Of course Hortegas also teaches students the mechanics of a library and helps students find a personally meaningful book. “I make sure they know if they checked out a book they didn’t like they can come back and get something different,” she says. “If I don’t like something I get something different so I don’t force them to read (something they don’t like). It encourages kids to read on.”

Hortegas also tries to bring the best writing into the library, participating in two contests this year. In one, she reads 20 picture books to K-2 students selected by statewide librarians as part of the Children’s Book Choice Award. The students listen to them all and vote on their favorite. This year she added a second similar contest, the Towner Award for non-fiction books for grades 3-5.

“Hearing a well-written story that librarians thought were the cream of the crop allows me to bounce off those to do some library lessons,” she says.
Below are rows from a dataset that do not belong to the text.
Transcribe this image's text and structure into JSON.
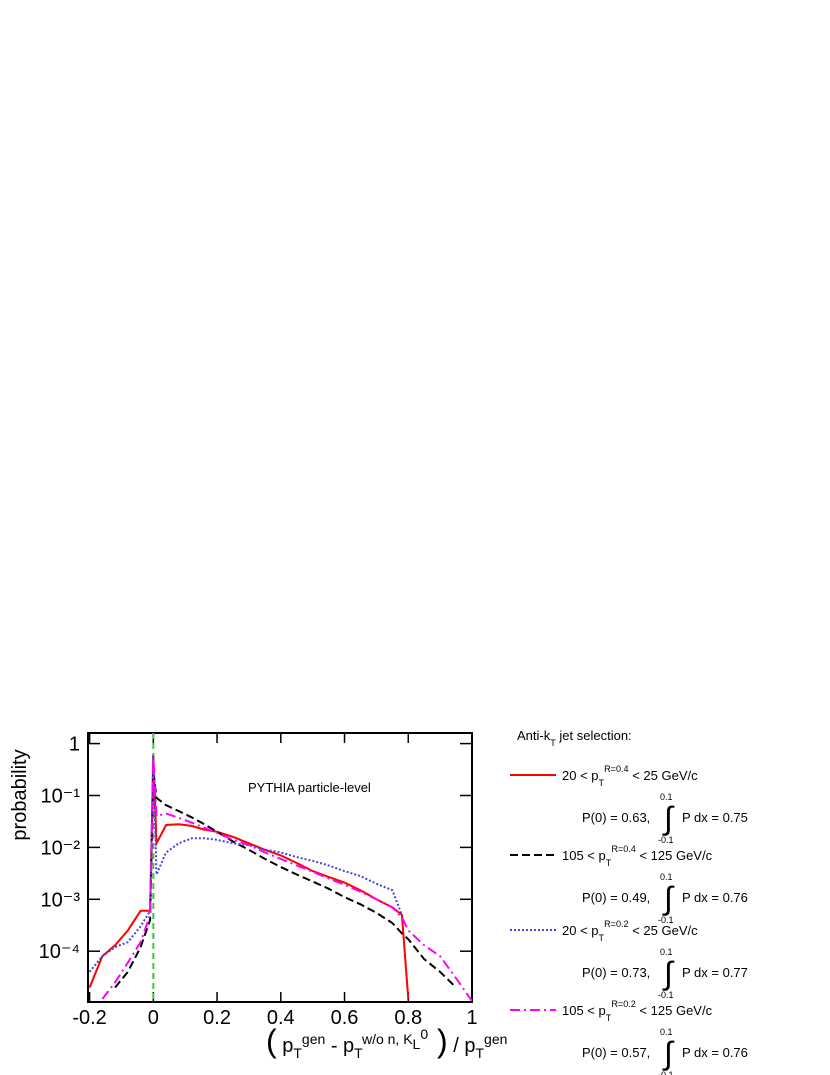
{
  "chart_data": {
    "type": "line",
    "y_label": "probability",
    "x_label": [
      {
        "text": "(",
        "role": "paren"
      },
      {
        "text": " p",
        "role": "base"
      },
      {
        "text": "T",
        "role": "sub"
      },
      {
        "text": "gen",
        "role": "sup"
      },
      {
        "text": " - p",
        "role": "base"
      },
      {
        "text": "T",
        "role": "sub"
      },
      {
        "text": "w/o n, K",
        "role": "sup"
      },
      {
        "text": "L",
        "role": "supsub"
      },
      {
        "text": "0",
        "role": "supsup"
      },
      {
        "text": " )",
        "role": "paren"
      },
      {
        "text": " / p",
        "role": "base"
      },
      {
        "text": "T",
        "role": "sub"
      },
      {
        "text": "gen",
        "role": "sup"
      }
    ],
    "annotation": "PYTHIA particle-level",
    "xlim": [
      -0.205,
      1.0
    ],
    "xticks": [
      -0.2,
      0,
      0.2,
      0.4,
      0.6,
      0.8,
      1
    ],
    "ylim": [
      1.05e-05,
      1.6
    ],
    "log_y": true,
    "yticks": [
      {
        "value": 1,
        "label": "1"
      },
      {
        "value": 0.1,
        "label": "10⁻¹"
      },
      {
        "value": 0.01,
        "label": "10⁻²"
      },
      {
        "value": 0.001,
        "label": "10⁻³"
      },
      {
        "value": 0.0001,
        "label": "10⁻⁴"
      }
    ],
    "vline": {
      "x": 0,
      "color": "#33cc33"
    },
    "legend": {
      "title": [
        {
          "text": "Anti-k",
          "role": "base"
        },
        {
          "text": "T",
          "role": "sub"
        },
        {
          "text": " jet selection:",
          "role": "base"
        }
      ],
      "integral_sign": "∫",
      "integral_limits": [
        "-0.1",
        "0.1"
      ]
    },
    "x": [
      -0.2,
      -0.16,
      -0.12,
      -0.08,
      -0.04,
      -0.01,
      0,
      0.01,
      0.04,
      0.08,
      0.12,
      0.16,
      0.2,
      0.25,
      0.3,
      0.35,
      0.4,
      0.45,
      0.5,
      0.55,
      0.6,
      0.65,
      0.7,
      0.75,
      0.78,
      0.8,
      0.85,
      0.9,
      0.95,
      1.0
    ],
    "series": [
      {
        "name": [
          {
            "text": "20 < p",
            "role": "base"
          },
          {
            "text": "T",
            "role": "sub"
          },
          {
            "text": "R=0.4",
            "role": "sup"
          },
          {
            "text": " <  25 GeV/c",
            "role": "base"
          }
        ],
        "color": "#ff0000",
        "dash": "solid",
        "p0_label": "P(0) = 0.63,",
        "integral_label": "P dx = 0.75",
        "values": [
          2e-05,
          8e-05,
          0.00013,
          0.00025,
          0.0006,
          0.0006,
          0.6,
          0.012,
          0.027,
          0.028,
          0.026,
          0.022,
          0.02,
          0.016,
          0.012,
          0.009,
          0.007,
          0.005,
          0.0035,
          0.0027,
          0.0021,
          0.0015,
          0.001,
          0.0007,
          0.0005,
          1.2e-05,
          null,
          null,
          null,
          null
        ]
      },
      {
        "name": [
          {
            "text": "105 < p",
            "role": "base"
          },
          {
            "text": "T",
            "role": "sub"
          },
          {
            "text": "R=0.4",
            "role": "sup"
          },
          {
            "text": " < 125 GeV/c",
            "role": "base"
          }
        ],
        "color": "#000000",
        "dash": "dashed",
        "p0_label": "P(0) = 0.49,",
        "integral_label": "P dx = 0.76",
        "values": [
          null,
          null,
          2e-05,
          4e-05,
          0.00012,
          0.0004,
          0.3,
          0.09,
          0.065,
          0.05,
          0.038,
          0.028,
          0.02,
          0.013,
          0.009,
          0.006,
          0.0042,
          0.003,
          0.0022,
          0.0016,
          0.0011,
          0.0008,
          0.00055,
          0.00035,
          0.00022,
          0.00017,
          7e-05,
          4e-05,
          2e-05,
          null
        ]
      },
      {
        "name": [
          {
            "text": "20 < p",
            "role": "base"
          },
          {
            "text": "T",
            "role": "sub"
          },
          {
            "text": "R=0.2",
            "role": "sup"
          },
          {
            "text": " <  25 GeV/c",
            "role": "base"
          }
        ],
        "color": "#4444dd",
        "dash": "dotted",
        "p0_label": "P(0) = 0.73,",
        "integral_label": "P dx = 0.77",
        "values": [
          4e-05,
          8e-05,
          0.00012,
          0.00015,
          0.0003,
          0.0006,
          0.6,
          0.003,
          0.008,
          0.012,
          0.015,
          0.015,
          0.014,
          0.012,
          0.011,
          0.009,
          0.008,
          0.0065,
          0.0055,
          0.0045,
          0.0035,
          0.0028,
          0.002,
          0.0015,
          0.0005,
          null,
          null,
          null,
          null,
          null
        ]
      },
      {
        "name": [
          {
            "text": "105 < p",
            "role": "base"
          },
          {
            "text": "T",
            "role": "sub"
          },
          {
            "text": "R=0.2",
            "role": "sup"
          },
          {
            "text": " < 125 GeV/c",
            "role": "base"
          }
        ],
        "color": "#ff00ff",
        "dash": "dashdot",
        "p0_label": "P(0) = 0.57,",
        "integral_label": "P dx = 0.76",
        "values": [
          null,
          1.2e-05,
          2.5e-05,
          6e-05,
          0.00015,
          0.0005,
          0.5,
          0.04,
          0.045,
          0.037,
          0.03,
          0.024,
          0.019,
          0.014,
          0.011,
          0.008,
          0.006,
          0.0045,
          0.0034,
          0.0025,
          0.0019,
          0.0014,
          0.001,
          0.0007,
          0.00045,
          0.00025,
          0.00013,
          8e-05,
          3e-05,
          1.1e-05
        ]
      }
    ]
  }
}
When not bouncing between stories at Isom, Hortegas says she is still first and foremost a mom, even though her daughters are 17, 19, 21 and 23 years old. The two oldest each had a wedding this summer and the three oldest now live away from Whatcom County (her youngest is a junior at Lynden High School). But when not mothering, Hortegas stays involved in her church and gets her hands dirty in her garden.

“It is relaxing to pull weeds, to have some power over the weeds,” she jokes. Whether planting, transplanting, growing vegetables or choosing the right flowers, Hortegas enjoys all things gardening, even if Steve and Lori also plan to up their quotient of explorative day trips.

Just like Lori explores flowers and the countryside, she encourages Isom students to explore their imagination through reading.